Last Updated: April 2026
Income tax rates tell only part of the story. The total tax burden of a country includes income tax, employee and employer social contributions, VAT/GST, corporate tax, property tax, excise duties, and other levies. A country with a 30% income tax but 25% social contributions and 25% VAT has a far higher total burden than its income tax rate suggests.
This guide uses OECD data on tax revenue as a percentage of GDP to compare the true total tax burden across major economies in 2026, and breaks down what drives each country's total burden.

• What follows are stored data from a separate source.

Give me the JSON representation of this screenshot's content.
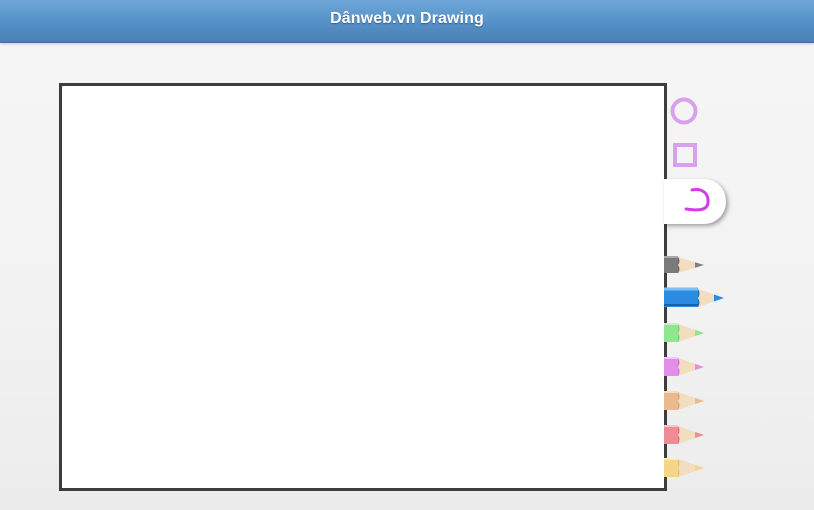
{
  "header": {
    "title": "Dânweb.vn Drawing"
  },
  "tools": [
    {
      "name": "circle-tool",
      "icon": "circle-icon",
      "color": "#d9a0ee"
    },
    {
      "name": "rectangle-tool",
      "icon": "square-icon",
      "color": "#d9a0ee"
    },
    {
      "name": "freehand-tool",
      "icon": "freehand-line-icon",
      "color": "#d23ee6",
      "selected": true
    }
  ],
  "colors": {
    "header_gradient_top": "#6fa8d8",
    "header_gradient_bottom": "#4a80b6",
    "canvas_border": "#3d3d3d",
    "canvas_background": "#ffffff"
  },
  "pencils": [
    {
      "name": "gray",
      "color": "#808080",
      "selected": false
    },
    {
      "name": "blue",
      "color": "#2a8be0",
      "selected": true
    },
    {
      "name": "green",
      "color": "#8ee68e",
      "selected": false
    },
    {
      "name": "violet",
      "color": "#e08ee8",
      "selected": false
    },
    {
      "name": "tan",
      "color": "#eab98e",
      "selected": false
    },
    {
      "name": "pink",
      "color": "#f08a94",
      "selected": false
    },
    {
      "name": "yellow",
      "color": "#f6d58a",
      "selected": false
    }
  ]
}
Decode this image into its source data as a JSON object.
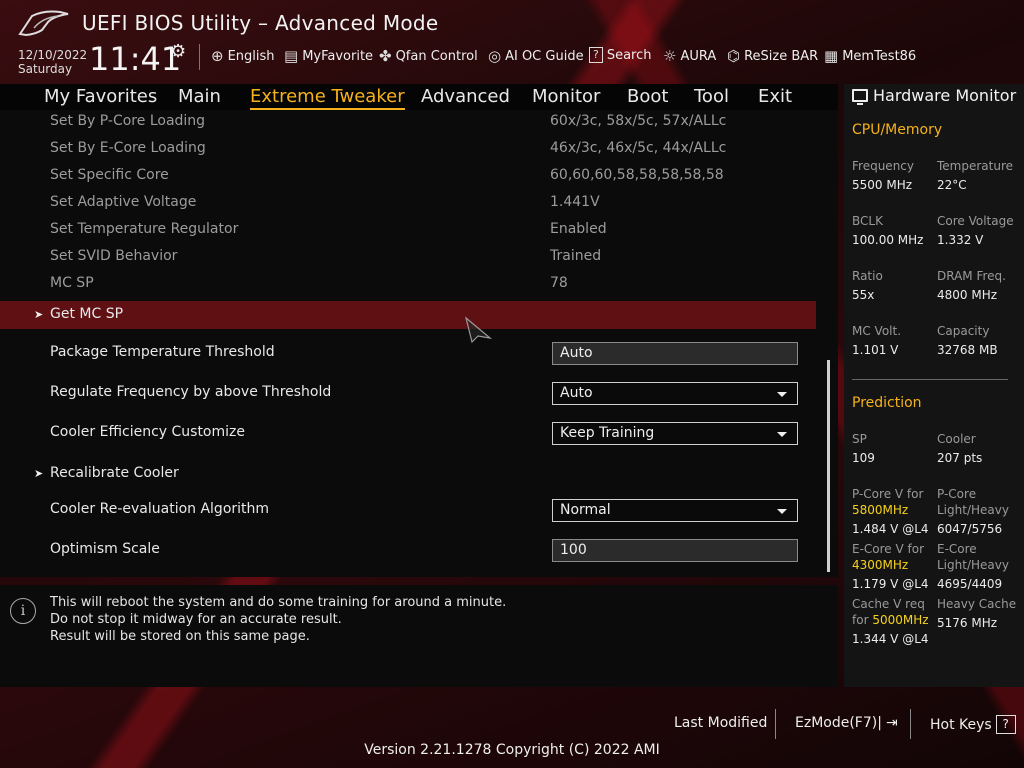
{
  "header": {
    "title": "UEFI BIOS Utility – Advanced Mode",
    "date": "12/10/2022",
    "day": "Saturday",
    "time": "11:41",
    "tools": [
      {
        "label": "English",
        "icon": "globe-icon"
      },
      {
        "label": "MyFavorite",
        "icon": "favorite-icon"
      },
      {
        "label": "Qfan Control",
        "icon": "fan-icon"
      },
      {
        "label": "AI OC Guide",
        "icon": "ai-guide-icon"
      },
      {
        "label": "Search",
        "icon": "search-icon"
      },
      {
        "label": "AURA",
        "icon": "aura-icon"
      },
      {
        "label": "ReSize BAR",
        "icon": "resize-bar-icon"
      },
      {
        "label": "MemTest86",
        "icon": "memtest-icon"
      }
    ]
  },
  "nav": {
    "tabs": [
      "My Favorites",
      "Main",
      "Extreme Tweaker",
      "Advanced",
      "Monitor",
      "Boot",
      "Tool",
      "Exit"
    ],
    "active": "Extreme Tweaker"
  },
  "settings": {
    "readonly": [
      {
        "label": "Set By P-Core Loading",
        "value": "60x/3c, 58x/5c, 57x/ALLc"
      },
      {
        "label": "Set By E-Core Loading",
        "value": "46x/3c, 46x/5c, 44x/ALLc"
      },
      {
        "label": "Set Specific Core",
        "value": "60,60,60,58,58,58,58,58"
      },
      {
        "label": "Set Adaptive Voltage",
        "value": "1.441V"
      },
      {
        "label": "Set Temperature Regulator",
        "value": "Enabled"
      },
      {
        "label": "Set SVID Behavior",
        "value": "Trained"
      },
      {
        "label": "MC SP",
        "value": "78"
      }
    ],
    "get_mc_sp": "Get MC SP",
    "package_temp": {
      "label": "Package Temperature Threshold",
      "value": "Auto"
    },
    "regulate_freq": {
      "label": "Regulate Frequency by above Threshold",
      "value": "Auto"
    },
    "cooler_eff": {
      "label": "Cooler Efficiency Customize",
      "value": "Keep Training"
    },
    "recalibrate": "Recalibrate Cooler",
    "cooler_reeval": {
      "label": "Cooler Re-evaluation Algorithm",
      "value": "Normal"
    },
    "optimism": {
      "label": "Optimism Scale",
      "value": "100"
    }
  },
  "help": {
    "lines": [
      "This will reboot the system and do some training for around a minute.",
      "Do not stop it midway for an accurate result.",
      "Result will be stored on this same page."
    ]
  },
  "hardware_monitor": {
    "title": "Hardware Monitor",
    "cpu_memory_title": "CPU/Memory",
    "cpu_memory": [
      {
        "label": "Frequency",
        "value": "5500 MHz"
      },
      {
        "label": "Temperature",
        "value": "22°C"
      },
      {
        "label": "BCLK",
        "value": "100.00 MHz"
      },
      {
        "label": "Core Voltage",
        "value": "1.332 V"
      },
      {
        "label": "Ratio",
        "value": "55x"
      },
      {
        "label": "DRAM Freq.",
        "value": "4800 MHz"
      },
      {
        "label": "MC Volt.",
        "value": "1.101 V"
      },
      {
        "label": "Capacity",
        "value": "32768 MB"
      }
    ],
    "prediction_title": "Prediction",
    "sp": {
      "label": "SP",
      "value": "109"
    },
    "cooler": {
      "label": "Cooler",
      "value": "207 pts"
    },
    "pcore_v": {
      "label": "P-Core V for",
      "freq": "5800MHz",
      "value": "1.484 V @L4"
    },
    "pcore_lh": {
      "label1": "P-Core",
      "label2": "Light/Heavy",
      "value": "6047/5756"
    },
    "ecore_v": {
      "label": "E-Core V for",
      "freq": "4300MHz",
      "value": "1.179 V @L4"
    },
    "ecore_lh": {
      "label1": "E-Core",
      "label2": "Light/Heavy",
      "value": "4695/4409"
    },
    "cache_v": {
      "label1": "Cache V req",
      "label2": "for",
      "freq": "5000MHz",
      "value": "1.344 V @L4"
    },
    "heavy_cache": {
      "label": "Heavy Cache",
      "value": "5176 MHz"
    }
  },
  "footer": {
    "last_modified": "Last Modified",
    "ezmode": "EzMode(F7)|",
    "hotkeys": "Hot Keys",
    "hotkeys_key": "?",
    "version": "Version 2.21.1278 Copyright (C) 2022 AMI"
  }
}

Tax revenue as % of GDP (approximate 2022–2023 OECD data — most recent full year available):
| Country | Tax Revenue (% GDP) | Key Drivers |
|---|---|---|
| Denmark | 46.9% | Very high income tax + social contributions in income tax |
| France | 46.2% | High social contributions (employer + employee ~60%+ combined) |
| Belgium | 43.4% | High personal + corporate + social contributions |
| Sweden | 43.3% | Income tax, VAT, and employer social contributions |
| Finland | 42.7% | Income tax + VAT 25.5% + social contributions |
| Austria | 42.5% | High income tax, 18.12% employee social contribution |
| Italy | 42.9% | Income tax + employer social contributions (~33%) |
| Norway | 42.2% | Income tax + oil revenues; VAT 25% |
| Netherlands | 39.7% | Income tax + social contributions + 21% VAT |
| Germany | 39.3% | Income tax + ~20% social contributions + 19% VAT |
| Greece | 38.9% | High VAT + social contributions |
| Spain | 38.3% | Income tax + social charges + 21% VAT |
| Portugal | 36.4% | Income tax + 23% VAT + social contributions |
| Hungary | 33.2% | 27% VAT (highest); 15% income tax; low corporate rate |
| UK | 35.3% | Income tax + NI + 20% VAT; no payroll tax |
| Canada | 33.5% | Federal + provincial income tax; 5% GST; lower VAT |
| New Zealand | 32.3% | Income tax + 15% GST; no social contributions as such |
| Australia | 29.5% | Income tax + 10% GST; super is compulsory saving not tax |
| USA | 27.7% | Federal + state income tax; 7.65% FICA; no federal VAT |
| Switzerland | 27.8% | Low federal rates; cantonal rates vary; low VAT 8.1% |
| Ireland | 22.8% | 12.5% corporate rate attracts multinationals, depresses ratio |
| South Korea | 32% | Income tax + 10% VAT + national pension contributions |
| Japan | 34.1% | Income tax + local tax + 10% consumption tax + social insurance |
| Singapore | 14.3% | Low income tax; 9% GST; CPF not counted as tax |
| Hong Kong | 14% | Territorial; low income tax; no VAT; no social security tax |
The composition of tax burden matters as much as the total. Understanding what makes each country's burden high:
These countries have headline income tax rates that appear moderate but add very high employer and employee social contributions. In France, employer contributions alone can reach 40–50% of gross salary. These fund generous social systems but mean the total labour cost is far above the net wage.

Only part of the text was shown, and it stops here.